These are indeed bad, and nobody uses these features anymore. (They are important to have around for library authors, but you will probably never need them in "user code".)
Sometimes it's acceptable to use them in a very small scope:
my $entire_file = do { local $/; <$filehandle> };
This is much easier to read than something like:
my $entire_file = readline $filehandle, -line_separator => '';
The only reason why you find the Perl hard to read is because you don't know Perl. I find Spanish hard to read. Why? Because I don't know the language. That doesn't mean that there's anything wrong with Spanish as a language, though, it just means I don't know it.
1) He said - "you can comprehend it without knowing the language" and you responded with "well, of course you can't read it - you don't know it!". The argument is specifically about being able to read a language without knowing what % ! and $ stand for.
2) Equating a programming language to a human language as if proficiency or deficiency in the first implies something about the second is really a bad idea. Human languages evolve naturally without a designer who can make a language less or more readable. For a programming language, there is always a designer, and readability by a person "unskilled in the art" is a major category by which the language is judged.

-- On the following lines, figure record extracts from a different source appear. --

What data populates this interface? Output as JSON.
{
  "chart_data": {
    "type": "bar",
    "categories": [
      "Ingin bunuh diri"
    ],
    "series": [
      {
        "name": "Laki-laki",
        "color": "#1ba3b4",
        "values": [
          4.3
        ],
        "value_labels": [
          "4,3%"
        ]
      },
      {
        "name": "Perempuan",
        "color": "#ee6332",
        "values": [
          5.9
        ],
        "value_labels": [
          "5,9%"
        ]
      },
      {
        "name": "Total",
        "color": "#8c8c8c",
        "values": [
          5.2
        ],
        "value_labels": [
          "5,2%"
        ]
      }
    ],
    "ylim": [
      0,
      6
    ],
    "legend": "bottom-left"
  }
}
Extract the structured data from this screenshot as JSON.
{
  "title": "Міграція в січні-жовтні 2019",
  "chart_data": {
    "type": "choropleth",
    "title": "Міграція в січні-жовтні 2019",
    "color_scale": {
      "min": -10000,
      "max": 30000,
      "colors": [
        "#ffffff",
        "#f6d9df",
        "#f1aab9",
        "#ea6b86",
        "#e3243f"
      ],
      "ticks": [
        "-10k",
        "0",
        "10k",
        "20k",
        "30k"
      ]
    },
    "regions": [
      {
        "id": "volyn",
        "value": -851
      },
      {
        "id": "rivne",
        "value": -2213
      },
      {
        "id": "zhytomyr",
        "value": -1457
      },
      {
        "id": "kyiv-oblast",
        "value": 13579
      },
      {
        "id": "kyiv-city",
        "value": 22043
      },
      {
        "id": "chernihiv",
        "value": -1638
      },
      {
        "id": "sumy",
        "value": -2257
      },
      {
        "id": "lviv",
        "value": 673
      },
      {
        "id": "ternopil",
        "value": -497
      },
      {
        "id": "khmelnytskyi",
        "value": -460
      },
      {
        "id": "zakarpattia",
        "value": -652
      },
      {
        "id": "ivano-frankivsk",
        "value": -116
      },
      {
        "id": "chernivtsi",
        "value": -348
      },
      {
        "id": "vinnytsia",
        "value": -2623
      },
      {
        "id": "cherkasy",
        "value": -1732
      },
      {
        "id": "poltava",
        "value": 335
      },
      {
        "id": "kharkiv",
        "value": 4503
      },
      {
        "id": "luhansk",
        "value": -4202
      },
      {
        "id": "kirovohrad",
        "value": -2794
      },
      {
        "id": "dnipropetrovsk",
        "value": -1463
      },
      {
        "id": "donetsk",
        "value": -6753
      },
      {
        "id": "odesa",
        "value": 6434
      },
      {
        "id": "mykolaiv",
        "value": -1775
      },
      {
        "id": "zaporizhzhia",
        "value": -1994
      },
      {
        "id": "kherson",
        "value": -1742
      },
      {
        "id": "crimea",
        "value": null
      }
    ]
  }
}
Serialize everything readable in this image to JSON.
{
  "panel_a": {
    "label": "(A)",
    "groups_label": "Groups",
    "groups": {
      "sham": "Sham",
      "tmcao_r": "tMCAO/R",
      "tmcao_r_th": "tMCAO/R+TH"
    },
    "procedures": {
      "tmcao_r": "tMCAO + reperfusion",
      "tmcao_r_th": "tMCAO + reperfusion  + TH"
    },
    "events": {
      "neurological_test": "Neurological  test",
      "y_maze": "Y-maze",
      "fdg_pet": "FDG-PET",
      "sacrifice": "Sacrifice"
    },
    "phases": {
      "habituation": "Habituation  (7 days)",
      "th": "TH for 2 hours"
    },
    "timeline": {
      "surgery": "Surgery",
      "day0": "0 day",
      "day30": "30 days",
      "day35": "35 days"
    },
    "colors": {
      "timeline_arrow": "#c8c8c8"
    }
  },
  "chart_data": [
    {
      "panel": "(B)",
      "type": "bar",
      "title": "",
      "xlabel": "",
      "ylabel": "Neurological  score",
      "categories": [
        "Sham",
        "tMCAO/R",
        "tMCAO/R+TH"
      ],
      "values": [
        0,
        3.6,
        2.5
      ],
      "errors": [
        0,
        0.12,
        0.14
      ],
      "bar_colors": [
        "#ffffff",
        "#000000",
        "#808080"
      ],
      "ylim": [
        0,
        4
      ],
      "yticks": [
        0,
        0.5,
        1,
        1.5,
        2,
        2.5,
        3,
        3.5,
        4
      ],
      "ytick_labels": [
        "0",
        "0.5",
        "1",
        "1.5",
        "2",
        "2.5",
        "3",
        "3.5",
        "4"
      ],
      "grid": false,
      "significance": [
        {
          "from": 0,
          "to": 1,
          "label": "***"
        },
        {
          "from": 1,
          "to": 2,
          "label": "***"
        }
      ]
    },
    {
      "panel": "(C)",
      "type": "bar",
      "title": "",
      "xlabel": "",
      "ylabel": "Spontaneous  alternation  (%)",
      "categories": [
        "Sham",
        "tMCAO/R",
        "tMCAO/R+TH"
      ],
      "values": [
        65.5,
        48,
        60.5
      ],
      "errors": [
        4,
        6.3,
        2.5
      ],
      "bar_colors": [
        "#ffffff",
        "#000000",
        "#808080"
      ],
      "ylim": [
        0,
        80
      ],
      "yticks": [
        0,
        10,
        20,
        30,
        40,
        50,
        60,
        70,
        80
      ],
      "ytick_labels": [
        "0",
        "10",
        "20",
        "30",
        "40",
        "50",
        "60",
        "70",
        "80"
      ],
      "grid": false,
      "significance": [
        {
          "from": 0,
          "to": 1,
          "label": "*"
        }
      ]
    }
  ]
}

Right. maybe you should come tell that to all of the Perl lovers I have to work with who use them semi frequently.
I used to do only C and didn't like using lesser "scripting" languages then I forced myself to learn Perl and Python in parallel. Now I actually like Python and use it a lot. Yet I still loath Perl more than I originally thought I did. People need to face the facts Perl is a disaster of a language and you don't need to know much about Perl to know that.